Build Tables from WordPress Data
The last kind of table you can build with this plugin actually pulls data straight from the WordPress database. So, you can create a table that lists out all of your posts, pages, and menus if you want. A simple addition here, but you might find it handy, especially if you want to offer a complete listing somewhere on your site of all the content you offer.
You Can Add a Filter in Widget
Beyond the creation of tables on various input sources, you can also output the data in a variety of ways. For instance, if you opt to use the advanced filter, you can have it appear in a filtering widget that you can insert in any widgetized area of your site. Check “Filter in form” to add this widget to your available widgets. Then just drag it to the appropriate spot in your Widget admin screen. It should look something like this:
Add Filter Above the Form
If the widget option isn’t working for you, it’s also possible to insert the advanced filter feature above whatever table you’re building. Again, make sure to check “Filter in form” but don’t insert the filtering widget anywhere. It will automatically appear above the table like this:
Make Tables Responsive
One of the biggest benefits of using wpDataTables is the fact that it makes for an easy way to create responsive tables. As I’m sure you know, a site is responsive when it is can be viewed on any device and still look as you intended. The responsive tables this plugin creates automatically adjust so that some columns disappear when the screen shrinks down. The best part is you have control over which columns are viewable.

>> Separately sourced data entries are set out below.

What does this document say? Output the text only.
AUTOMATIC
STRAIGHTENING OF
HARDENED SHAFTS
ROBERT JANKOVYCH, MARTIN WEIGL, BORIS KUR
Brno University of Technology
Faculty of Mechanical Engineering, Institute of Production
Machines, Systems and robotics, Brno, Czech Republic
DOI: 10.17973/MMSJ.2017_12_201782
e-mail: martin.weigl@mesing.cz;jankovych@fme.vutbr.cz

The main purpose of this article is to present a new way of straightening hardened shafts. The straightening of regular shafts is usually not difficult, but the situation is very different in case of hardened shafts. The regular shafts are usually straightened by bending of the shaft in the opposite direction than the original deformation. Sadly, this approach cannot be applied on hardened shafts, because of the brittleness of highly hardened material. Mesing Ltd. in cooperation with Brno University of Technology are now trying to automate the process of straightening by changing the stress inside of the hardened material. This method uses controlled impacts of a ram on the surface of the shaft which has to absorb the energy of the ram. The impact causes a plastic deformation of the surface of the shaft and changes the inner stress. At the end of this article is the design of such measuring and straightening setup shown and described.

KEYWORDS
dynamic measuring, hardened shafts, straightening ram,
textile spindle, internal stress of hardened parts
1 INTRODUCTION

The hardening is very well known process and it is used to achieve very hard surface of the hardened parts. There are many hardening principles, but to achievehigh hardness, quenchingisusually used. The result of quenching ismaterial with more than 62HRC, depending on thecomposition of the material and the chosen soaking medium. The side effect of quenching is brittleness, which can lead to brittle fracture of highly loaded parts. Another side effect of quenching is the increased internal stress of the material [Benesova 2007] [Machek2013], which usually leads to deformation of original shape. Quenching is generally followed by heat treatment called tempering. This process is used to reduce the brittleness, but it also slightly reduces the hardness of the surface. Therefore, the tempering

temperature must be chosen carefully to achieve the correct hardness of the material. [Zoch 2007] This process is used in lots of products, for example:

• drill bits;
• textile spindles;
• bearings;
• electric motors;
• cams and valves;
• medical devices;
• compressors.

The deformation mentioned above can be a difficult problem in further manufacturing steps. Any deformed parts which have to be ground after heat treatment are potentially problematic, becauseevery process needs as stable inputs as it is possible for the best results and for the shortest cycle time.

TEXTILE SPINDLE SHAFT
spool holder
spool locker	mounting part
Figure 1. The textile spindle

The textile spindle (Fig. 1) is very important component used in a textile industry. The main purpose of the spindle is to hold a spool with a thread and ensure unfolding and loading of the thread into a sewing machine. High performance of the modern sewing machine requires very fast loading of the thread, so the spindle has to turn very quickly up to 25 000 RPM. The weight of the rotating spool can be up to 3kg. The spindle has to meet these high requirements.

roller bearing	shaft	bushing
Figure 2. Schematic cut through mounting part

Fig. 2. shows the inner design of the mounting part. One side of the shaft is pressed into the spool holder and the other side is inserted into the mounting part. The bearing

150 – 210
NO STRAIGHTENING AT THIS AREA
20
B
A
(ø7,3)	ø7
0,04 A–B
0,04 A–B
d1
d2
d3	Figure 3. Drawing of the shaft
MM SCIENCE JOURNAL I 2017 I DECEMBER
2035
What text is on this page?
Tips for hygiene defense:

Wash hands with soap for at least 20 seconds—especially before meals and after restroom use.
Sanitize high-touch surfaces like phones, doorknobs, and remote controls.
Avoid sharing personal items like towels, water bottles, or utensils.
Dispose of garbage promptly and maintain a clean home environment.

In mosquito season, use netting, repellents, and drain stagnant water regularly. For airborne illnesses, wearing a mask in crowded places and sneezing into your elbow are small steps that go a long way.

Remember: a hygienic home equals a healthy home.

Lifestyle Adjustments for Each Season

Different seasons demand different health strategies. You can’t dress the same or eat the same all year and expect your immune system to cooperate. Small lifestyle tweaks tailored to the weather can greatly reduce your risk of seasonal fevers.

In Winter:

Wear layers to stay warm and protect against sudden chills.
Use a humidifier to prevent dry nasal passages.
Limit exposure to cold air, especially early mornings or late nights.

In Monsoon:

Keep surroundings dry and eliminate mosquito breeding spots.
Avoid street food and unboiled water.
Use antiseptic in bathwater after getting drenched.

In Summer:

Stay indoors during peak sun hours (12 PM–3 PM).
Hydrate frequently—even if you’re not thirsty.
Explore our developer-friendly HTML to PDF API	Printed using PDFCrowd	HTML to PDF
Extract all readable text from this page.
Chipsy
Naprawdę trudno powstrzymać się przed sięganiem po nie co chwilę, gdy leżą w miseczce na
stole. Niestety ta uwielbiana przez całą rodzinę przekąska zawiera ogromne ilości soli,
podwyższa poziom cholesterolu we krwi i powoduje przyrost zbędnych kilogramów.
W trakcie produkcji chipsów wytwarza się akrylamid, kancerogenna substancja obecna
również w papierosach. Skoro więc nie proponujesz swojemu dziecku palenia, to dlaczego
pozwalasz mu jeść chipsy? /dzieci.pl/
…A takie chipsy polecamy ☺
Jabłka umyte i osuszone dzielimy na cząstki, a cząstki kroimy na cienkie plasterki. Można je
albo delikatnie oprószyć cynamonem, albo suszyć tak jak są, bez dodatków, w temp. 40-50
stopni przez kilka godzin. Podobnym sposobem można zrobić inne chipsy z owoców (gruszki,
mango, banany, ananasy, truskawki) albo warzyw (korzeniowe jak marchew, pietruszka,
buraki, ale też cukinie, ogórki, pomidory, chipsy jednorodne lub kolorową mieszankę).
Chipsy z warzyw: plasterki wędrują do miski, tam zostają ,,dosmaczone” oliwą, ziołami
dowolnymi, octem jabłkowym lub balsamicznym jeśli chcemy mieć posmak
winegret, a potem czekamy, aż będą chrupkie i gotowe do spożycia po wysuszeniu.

To do this, create a table as described previously then check the Responsive box. From there, you can go to the column properties section and decide which is hdden on mobile devices and tables. Then all you have to save the table and it’ll appear as responsive on your live site.
Enable Front-End Editing
The last feature I’m going to talk about today is front-end editing. You can actually allow users to edit existing data in tables published to your live site. They can add rows, delete data, and more. Once this option is enabled, new buttons will appear in the table header that open up a editor dialog box when pressed.
A few of the edit options include text input; multi-line edit, which lets you add several rows; a date input field; single and multi-value select boxes; URL links input field, email link input field; and a file uploader that will let users upload files straight from the front-end of your site. Nifty, eh?
Final Thoughts on the wpDataTables Plugin
All-in-all, I was impressed with the level of functionality included in this plugin. Yes, with premium plugins you do come to expect a certain level of features but this one doesn’t just meet those expectations—it exceeds them. In fact, if you have a regular need to create tables on your WordPress site, I’d recommend investing in this plugin. It’ll save you a ton of time writing up manual code and a ton of frustration using a subpar plugin that doesn’t offer as many features.
And who doesn’t want to save themselves some time and frustration, right?